Cary a expliqué que, une fois au poste de police, elle a été conduite dans un bureau où deux hommes et une femme, identifiés comme des agents de la Sécurité de l'État, l'ont interrogée pendant environ deux heures.
La femme a décrit l'expérience comme "horrible" et a affirmé qu'on l'avait menacée d'une peine pouvant aller jusqu'à cinq ans de prison.
Les interrogateurs l'ont questionnée sur le fait qu'elle permettait à sa fille de publier des dénonciations sur les réseaux sociaux et l'ont accusée d'être une "mauvaise mère". Sa fille a été qualifiée de "contrarevolutionnaire", d'"avoir conspiré" et d'avoir reçu des ordres des États-Unis.
Un jeune chrétien et le défi de parler sans peur
Iván Daniel Calás Navarro est un photographe et créateur de contenu chrétien qui est devenu ces derniers mois une voix de plus en plus visible sur les réseaux sociaux.
Au début de mars, il a publié une vidéo sur Facebook dans laquelle il répond directement à ceux qui le menacent depuis des profils anonymes.
"À ceux qui nous menacent de prison à travers les réseaux sociaux avec des profils faux, je dis : que Dieu vous bénisse et que Dieu ait pitié de vous", a-t-il déclaré.
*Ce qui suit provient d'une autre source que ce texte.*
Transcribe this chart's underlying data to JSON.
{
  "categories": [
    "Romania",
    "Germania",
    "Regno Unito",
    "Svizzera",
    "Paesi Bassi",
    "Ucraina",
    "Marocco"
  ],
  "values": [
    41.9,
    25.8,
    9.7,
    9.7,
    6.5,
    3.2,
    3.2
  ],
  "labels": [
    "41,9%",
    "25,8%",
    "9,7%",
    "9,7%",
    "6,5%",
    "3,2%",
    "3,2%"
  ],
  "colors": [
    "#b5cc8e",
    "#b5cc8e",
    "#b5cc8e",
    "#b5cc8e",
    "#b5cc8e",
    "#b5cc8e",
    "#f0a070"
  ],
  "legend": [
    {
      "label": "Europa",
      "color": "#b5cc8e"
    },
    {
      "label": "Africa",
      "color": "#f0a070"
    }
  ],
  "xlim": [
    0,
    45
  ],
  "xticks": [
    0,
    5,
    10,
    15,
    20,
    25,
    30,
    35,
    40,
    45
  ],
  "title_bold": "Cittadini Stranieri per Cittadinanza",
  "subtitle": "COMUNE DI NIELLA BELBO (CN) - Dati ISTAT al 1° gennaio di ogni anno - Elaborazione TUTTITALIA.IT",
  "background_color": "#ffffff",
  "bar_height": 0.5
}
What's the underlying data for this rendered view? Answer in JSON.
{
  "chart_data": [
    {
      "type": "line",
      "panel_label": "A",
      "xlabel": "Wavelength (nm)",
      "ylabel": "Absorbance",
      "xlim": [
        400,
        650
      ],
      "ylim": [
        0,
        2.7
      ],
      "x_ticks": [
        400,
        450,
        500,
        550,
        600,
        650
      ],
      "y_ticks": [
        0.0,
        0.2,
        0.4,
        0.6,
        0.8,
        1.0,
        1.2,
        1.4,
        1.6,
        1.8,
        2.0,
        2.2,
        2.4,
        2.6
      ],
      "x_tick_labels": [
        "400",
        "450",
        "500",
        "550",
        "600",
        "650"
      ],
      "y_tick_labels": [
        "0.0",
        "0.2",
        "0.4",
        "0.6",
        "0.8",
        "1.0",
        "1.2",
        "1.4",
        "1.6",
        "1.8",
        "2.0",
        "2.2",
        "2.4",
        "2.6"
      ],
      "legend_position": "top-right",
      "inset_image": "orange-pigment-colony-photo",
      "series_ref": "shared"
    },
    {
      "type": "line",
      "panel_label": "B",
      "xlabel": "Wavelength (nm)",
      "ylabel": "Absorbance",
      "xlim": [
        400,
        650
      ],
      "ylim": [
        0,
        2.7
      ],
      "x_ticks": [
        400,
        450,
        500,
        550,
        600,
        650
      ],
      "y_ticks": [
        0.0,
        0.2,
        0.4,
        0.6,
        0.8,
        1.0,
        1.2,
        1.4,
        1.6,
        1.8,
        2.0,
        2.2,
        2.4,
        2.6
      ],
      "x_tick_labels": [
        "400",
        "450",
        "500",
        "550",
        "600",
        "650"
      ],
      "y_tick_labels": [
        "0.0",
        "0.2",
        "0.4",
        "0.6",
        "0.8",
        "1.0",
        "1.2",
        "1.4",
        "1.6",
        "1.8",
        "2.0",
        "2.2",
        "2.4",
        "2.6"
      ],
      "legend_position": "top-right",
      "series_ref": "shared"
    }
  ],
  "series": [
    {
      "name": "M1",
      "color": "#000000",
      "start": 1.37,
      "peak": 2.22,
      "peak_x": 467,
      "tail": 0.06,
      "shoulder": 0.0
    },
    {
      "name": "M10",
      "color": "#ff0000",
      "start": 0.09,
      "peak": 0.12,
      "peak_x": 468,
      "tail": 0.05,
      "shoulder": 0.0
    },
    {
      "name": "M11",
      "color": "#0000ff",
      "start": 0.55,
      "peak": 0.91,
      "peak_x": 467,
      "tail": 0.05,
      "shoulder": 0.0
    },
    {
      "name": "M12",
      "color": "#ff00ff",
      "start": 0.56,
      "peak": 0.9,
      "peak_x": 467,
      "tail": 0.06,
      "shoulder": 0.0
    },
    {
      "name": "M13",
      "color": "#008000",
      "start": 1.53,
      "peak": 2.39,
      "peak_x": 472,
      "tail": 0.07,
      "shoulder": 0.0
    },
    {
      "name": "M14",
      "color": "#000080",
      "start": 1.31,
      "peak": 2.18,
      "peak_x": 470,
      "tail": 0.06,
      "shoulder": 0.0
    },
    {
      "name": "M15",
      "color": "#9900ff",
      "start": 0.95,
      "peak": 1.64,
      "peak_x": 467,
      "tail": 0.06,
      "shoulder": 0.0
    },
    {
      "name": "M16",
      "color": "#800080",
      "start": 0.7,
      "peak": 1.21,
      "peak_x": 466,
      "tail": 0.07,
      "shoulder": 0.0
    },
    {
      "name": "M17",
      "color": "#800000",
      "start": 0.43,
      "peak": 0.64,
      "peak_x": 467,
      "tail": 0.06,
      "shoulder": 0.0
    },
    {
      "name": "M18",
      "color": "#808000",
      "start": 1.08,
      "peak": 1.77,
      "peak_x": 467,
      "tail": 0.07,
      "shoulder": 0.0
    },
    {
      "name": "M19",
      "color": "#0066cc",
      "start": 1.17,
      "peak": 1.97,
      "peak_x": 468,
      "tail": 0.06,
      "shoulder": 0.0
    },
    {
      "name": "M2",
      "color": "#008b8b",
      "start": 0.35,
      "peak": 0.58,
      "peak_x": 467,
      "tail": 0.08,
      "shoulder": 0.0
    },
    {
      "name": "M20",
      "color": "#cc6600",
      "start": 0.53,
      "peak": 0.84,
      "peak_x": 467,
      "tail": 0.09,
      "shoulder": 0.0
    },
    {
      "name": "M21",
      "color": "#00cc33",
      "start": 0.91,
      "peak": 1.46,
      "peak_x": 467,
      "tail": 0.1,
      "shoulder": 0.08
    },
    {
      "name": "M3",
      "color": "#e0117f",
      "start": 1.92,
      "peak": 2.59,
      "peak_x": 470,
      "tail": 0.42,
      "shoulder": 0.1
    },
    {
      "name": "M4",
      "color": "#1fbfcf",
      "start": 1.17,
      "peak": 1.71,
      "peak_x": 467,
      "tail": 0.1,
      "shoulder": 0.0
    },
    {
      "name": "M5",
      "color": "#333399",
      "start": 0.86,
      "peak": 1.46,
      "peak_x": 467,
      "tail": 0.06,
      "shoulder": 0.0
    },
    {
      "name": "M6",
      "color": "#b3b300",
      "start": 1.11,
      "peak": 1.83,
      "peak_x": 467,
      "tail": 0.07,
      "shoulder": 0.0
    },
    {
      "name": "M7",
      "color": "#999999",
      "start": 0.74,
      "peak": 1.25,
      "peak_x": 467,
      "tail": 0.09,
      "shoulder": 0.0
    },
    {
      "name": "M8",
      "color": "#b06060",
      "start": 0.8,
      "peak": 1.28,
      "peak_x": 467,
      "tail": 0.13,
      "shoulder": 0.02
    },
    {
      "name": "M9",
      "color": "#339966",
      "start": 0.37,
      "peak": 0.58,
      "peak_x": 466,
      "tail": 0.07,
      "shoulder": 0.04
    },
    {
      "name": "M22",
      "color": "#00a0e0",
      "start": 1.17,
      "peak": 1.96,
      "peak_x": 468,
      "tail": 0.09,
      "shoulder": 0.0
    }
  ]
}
Le jeune a également critiqué la pratique d'utiliser de faux comptes pour intimider ceux qui expriment des opinions critiques. "Moi, je mets mon visage, ma voix... vous utilisez des noms et des photos qui ne vous appartiennent pas", a-t-il déclaré.
Iván Daniel a qualifié de "lâches" ceux qui attaquent depuis l'anonymat et a remis en question le fait qu'ils n'osent pas défendre publiquement leurs arguments. "Si ce que tu dis est vrai, pourquoi ne montres-tu pas ton visage ?", a-t-il demandé.
Il a également souligné que, bien qu'il soit conscient des conséquences possibles de parler franchement à Cuba, il garde la conscience tranquille.
Son message intervient dans un contexte où les réseaux sociaux sont devenus l'un des rares espaces où les Cubains peuvent exprimer des critiques ouvertes sur la situation du pays.
Cependant, ce terrain est également marqué par la surveillance, le harcèlement et les menaces, tant de la part de profils anonymes que par le biais de convocations, d'interrogatoires et de pressions sur les membres de la famille.
Face à ce scénario, le geste d'accompagner une mère convoquée par la police et de dénoncer publiquement ce qui s'est passé est devenu un symbole de résistance civique et de solidarité.
Les mots de Calás reflètent cet esprit : la conviction que, malgré la peur et la pression, de plus en plus de Cubains sont prêts à se soutenir les uns les autres et à ne pas se taire.